Thanks for your constructive questions! We are glad to receive your valuable feedbacks:)
Hi, Can Ma. Thanks for providing these clarifications, and thanks even more for the interesting work behind them. If you don't mind, I'd like to follow up further on a couple of points.
(1) If xTable provides query-like operations to find a single cell, how would you compare Pomegranate to some of the database-backed filesystems such as Oracle's DBFS?
(3) I mean no offense to you or ext3's authors, but ext3 sets a pretty low standard in terms of data protection. For a production environment, I and many others would demand something significantly better. Given the I/O rates that are common even on cheap commodity systems nowadays, a five-second window is often unacceptably large.
(4) That seems like a sound approach to directory listing, not entirely dissimilar to how I handled the same issue in VoldFS. How do you deal with uneven distribution of entries e.g. when files are created in lexical order?
(5) If there's one thing I'd like to remove from the POSIX spec, it's rename across directories. Renames within a directory are reasonable enough, but renames (really moves) across directories are very difficult to implement well and it's not worth it because all sane applications already avoid them or have their own way to deal with EXDEV failures when the directories are on separate mountpoints.
(P.S. I responded to Juri over at my site because that question was about my own work rather than Can Ma's.)
Thanks Jeff. The approach of directory listing in VoldFS is interesting.
1) I think the most important difference between Pomegranate and traditional database-backed file systems is that Pomegranate may be more scalable. It is difficult to scale a thick ACID DB. Meanwhile, the metadata and tiny file services of file system are very latency sensitive. We expect the NoSQL manner that xTable adopts can be more lightweight than relational DBs. This is also the reason why supply a caching layer.

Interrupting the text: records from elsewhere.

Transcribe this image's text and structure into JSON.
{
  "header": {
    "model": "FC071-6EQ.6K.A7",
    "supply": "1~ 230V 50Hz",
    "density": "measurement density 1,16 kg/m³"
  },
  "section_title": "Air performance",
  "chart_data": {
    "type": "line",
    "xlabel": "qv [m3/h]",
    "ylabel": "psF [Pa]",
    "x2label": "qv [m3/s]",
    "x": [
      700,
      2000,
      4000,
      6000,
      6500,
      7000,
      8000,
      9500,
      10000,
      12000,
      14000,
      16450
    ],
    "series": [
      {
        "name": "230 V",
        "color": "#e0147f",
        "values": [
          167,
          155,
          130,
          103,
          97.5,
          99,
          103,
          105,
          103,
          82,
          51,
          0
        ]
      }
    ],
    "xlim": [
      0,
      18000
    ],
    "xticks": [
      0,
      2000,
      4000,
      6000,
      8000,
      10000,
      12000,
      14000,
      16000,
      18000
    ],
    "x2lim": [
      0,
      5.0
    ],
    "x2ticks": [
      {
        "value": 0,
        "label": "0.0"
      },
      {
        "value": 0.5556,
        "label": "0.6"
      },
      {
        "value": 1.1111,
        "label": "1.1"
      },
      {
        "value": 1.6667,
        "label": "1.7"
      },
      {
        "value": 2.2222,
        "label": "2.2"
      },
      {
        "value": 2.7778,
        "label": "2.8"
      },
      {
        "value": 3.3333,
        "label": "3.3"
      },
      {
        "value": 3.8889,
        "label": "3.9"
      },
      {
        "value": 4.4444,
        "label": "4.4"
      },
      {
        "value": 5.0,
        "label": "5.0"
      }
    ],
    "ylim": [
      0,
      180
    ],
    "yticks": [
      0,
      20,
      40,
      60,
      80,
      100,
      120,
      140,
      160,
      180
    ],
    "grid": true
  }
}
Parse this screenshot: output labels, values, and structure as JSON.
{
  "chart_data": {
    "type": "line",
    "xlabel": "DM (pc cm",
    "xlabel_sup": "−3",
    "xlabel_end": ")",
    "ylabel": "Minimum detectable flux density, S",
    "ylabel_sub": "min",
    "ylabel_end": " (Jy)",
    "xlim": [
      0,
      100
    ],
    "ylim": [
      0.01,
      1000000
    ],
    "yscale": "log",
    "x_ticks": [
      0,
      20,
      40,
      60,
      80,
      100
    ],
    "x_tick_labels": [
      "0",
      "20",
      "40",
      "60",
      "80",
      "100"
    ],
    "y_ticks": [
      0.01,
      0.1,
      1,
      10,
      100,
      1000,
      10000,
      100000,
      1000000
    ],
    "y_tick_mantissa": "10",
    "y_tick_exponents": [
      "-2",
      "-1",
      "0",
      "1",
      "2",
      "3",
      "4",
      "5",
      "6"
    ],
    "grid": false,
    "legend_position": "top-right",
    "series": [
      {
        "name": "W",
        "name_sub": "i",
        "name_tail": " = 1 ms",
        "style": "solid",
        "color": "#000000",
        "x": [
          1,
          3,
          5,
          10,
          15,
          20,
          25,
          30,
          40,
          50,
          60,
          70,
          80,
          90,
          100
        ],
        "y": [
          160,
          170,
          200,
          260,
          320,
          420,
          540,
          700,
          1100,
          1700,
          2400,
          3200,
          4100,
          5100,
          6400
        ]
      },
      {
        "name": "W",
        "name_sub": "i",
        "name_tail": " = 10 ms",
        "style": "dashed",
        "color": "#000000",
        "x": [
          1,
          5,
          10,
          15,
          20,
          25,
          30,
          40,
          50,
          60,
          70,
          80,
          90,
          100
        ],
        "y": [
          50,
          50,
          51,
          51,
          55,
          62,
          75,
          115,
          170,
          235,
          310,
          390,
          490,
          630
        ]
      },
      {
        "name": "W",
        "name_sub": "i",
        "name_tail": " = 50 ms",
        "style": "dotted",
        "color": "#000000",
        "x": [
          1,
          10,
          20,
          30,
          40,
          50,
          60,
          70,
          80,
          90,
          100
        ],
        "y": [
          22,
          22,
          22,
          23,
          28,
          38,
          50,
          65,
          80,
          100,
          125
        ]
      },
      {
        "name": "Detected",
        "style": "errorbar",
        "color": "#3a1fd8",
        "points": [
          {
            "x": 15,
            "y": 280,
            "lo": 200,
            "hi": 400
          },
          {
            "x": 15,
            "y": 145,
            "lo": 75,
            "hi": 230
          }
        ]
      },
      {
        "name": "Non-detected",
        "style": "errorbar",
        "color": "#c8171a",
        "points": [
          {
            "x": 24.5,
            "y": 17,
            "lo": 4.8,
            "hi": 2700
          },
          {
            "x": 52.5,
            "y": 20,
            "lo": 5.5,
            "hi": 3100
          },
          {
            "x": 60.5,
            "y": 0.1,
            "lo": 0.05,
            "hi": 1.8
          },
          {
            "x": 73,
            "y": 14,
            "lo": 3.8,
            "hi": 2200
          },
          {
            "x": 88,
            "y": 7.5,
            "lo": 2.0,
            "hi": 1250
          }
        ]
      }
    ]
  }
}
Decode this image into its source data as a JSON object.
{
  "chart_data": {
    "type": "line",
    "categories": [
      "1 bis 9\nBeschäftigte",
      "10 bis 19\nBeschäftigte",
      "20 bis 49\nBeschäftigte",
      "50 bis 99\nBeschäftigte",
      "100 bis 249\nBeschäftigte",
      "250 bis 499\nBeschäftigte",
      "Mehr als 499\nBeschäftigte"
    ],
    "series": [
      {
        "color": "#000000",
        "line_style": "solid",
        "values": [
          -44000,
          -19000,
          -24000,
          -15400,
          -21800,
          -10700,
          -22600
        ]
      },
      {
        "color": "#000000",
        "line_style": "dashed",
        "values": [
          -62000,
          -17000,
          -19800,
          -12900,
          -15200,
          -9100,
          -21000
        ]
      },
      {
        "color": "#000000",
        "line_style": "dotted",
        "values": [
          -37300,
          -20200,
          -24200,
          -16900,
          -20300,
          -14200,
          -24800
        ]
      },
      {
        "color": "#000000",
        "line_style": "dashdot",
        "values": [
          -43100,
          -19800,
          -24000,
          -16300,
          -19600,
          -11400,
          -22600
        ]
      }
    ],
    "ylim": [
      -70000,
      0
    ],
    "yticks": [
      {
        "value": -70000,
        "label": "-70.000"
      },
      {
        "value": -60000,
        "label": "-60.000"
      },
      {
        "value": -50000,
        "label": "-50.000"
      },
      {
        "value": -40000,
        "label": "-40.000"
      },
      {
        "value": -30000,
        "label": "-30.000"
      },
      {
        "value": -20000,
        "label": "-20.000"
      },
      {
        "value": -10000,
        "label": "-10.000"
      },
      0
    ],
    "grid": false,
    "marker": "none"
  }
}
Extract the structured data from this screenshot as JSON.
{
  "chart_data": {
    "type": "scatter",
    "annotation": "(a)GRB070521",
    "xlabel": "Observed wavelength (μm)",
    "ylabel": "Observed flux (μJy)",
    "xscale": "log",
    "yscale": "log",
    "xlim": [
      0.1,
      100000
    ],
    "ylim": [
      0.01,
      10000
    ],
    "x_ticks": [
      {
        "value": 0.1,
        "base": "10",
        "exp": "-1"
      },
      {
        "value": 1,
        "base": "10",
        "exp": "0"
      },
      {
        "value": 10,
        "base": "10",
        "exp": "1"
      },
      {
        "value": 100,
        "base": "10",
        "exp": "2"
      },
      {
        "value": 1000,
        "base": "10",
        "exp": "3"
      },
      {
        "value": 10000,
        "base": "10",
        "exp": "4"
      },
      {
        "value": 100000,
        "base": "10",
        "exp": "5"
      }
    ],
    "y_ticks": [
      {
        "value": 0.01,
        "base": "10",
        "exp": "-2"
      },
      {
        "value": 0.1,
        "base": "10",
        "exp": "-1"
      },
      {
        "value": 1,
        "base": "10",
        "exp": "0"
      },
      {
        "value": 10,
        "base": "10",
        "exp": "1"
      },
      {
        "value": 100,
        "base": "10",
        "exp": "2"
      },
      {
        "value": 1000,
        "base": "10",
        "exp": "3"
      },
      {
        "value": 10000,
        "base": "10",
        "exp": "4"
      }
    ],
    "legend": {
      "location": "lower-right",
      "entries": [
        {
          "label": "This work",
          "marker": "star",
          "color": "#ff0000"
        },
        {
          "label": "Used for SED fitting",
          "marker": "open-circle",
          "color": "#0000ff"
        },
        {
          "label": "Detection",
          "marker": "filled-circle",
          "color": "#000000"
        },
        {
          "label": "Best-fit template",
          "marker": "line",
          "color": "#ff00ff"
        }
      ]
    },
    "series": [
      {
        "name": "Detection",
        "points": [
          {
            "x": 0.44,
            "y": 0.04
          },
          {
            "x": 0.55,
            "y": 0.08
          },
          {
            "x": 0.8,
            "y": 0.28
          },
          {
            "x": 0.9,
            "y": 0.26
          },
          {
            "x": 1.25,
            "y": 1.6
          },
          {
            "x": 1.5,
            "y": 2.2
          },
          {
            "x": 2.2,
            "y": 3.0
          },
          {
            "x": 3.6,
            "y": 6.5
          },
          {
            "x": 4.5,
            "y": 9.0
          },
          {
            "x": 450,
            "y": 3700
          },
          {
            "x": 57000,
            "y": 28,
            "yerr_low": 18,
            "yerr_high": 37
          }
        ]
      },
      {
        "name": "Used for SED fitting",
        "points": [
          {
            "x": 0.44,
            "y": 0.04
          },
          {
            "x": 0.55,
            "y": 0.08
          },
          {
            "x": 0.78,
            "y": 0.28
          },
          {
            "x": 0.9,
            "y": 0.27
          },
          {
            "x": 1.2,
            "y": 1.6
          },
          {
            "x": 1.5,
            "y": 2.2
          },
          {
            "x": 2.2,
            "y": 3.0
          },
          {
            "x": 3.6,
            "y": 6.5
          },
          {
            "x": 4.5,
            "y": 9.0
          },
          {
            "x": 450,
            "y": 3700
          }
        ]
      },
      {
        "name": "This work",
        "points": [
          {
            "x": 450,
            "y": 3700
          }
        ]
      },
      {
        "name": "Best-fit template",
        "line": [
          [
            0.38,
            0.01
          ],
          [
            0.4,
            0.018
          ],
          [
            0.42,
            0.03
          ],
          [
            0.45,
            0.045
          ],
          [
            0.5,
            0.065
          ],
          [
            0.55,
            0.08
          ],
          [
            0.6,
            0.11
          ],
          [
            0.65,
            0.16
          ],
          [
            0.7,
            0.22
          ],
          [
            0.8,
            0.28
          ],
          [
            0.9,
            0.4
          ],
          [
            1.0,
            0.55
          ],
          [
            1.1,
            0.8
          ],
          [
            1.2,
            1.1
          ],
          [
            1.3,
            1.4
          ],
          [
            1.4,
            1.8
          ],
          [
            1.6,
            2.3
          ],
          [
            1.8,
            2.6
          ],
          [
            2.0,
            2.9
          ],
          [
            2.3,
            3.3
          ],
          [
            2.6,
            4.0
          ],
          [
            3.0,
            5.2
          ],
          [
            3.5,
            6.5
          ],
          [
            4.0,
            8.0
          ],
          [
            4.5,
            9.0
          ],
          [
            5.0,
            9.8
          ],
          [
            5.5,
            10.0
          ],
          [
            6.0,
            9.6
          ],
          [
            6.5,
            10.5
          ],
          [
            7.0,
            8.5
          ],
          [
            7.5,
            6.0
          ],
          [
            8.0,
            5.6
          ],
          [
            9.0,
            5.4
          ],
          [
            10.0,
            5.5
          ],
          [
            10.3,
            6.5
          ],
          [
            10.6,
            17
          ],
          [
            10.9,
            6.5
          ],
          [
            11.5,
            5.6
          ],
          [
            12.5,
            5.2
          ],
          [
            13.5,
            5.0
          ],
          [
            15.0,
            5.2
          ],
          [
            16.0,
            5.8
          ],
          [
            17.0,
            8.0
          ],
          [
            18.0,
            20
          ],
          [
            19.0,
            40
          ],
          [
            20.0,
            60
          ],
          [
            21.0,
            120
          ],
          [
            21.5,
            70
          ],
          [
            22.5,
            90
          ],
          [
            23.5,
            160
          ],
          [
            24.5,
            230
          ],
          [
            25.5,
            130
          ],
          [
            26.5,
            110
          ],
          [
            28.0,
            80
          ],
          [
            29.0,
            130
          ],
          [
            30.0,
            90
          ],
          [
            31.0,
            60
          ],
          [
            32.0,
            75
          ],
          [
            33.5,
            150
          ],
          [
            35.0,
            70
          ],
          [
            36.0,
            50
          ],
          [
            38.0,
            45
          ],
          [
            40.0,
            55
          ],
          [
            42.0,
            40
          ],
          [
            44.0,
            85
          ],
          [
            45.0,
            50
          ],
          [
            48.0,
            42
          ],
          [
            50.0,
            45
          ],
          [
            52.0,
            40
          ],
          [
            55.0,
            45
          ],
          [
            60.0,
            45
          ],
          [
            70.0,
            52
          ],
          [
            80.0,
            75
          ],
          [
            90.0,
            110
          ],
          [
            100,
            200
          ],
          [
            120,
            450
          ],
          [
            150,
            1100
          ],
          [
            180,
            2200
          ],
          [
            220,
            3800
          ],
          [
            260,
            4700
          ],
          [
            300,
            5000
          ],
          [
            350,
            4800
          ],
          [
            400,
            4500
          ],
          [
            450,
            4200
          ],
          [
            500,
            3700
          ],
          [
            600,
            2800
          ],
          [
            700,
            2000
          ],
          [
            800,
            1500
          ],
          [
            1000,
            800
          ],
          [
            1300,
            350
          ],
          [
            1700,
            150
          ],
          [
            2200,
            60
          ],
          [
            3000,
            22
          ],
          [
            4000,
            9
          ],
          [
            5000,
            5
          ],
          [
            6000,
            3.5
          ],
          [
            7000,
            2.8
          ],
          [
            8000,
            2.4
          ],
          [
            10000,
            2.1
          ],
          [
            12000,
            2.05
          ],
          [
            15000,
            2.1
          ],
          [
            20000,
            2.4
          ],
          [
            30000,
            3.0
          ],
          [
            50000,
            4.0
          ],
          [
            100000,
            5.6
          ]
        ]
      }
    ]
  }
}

3) All right. Five-second guarantee maybe sufficient for desktops, it cannot satisfy strictly data reliability demands in production environments. In Pomegranate, we introduce the caching layer initially for serving read-dominant requests, e.g. the online photo service. In QZone's Photo Album (a popular photo service from Tencent), almost 100 million images are uploaded every day (about 1157 uploads per second). While, there are about 20,000 downloads served per second. A caching layer reduces the metadata query latency significantly. Moreover, these applications require more metadata consistency than strictly data reliability. For example, a missing photo can be re-uploaded by user, while inconsistent metadata will bore users.
4) For now, range queries in Pomegranate cannot be well handled. For uneven distribution of entries, we have tried many hash functions, such as murmurhash, to got a uniform value space from entry names. In our test, clients create files in pattern "client-xnet-test-[seqno of files]-[dir id]-[siteid]". Thus, all the file names look similar. We have observed that the hash value is evenly distributed on the cluster (except 2 or 3 nodes with fewer entries). The approaches used in VoldFS and Pomegranate are similar. File names are hashed for both quickly locating and uniform distribution. For range query, I think the B-tree-ish approach used in VoldFS is saner than the distributed extendible hash approach used in Pomegranate. By using an order preserving hash function F, it is fast to locate and iterate on the given range in B-tree. While, it is difficult to preserve the storage order of entries in EH even using hash F.
5) Yep, I agree with you.
Last news are from 2010... Is this project dead?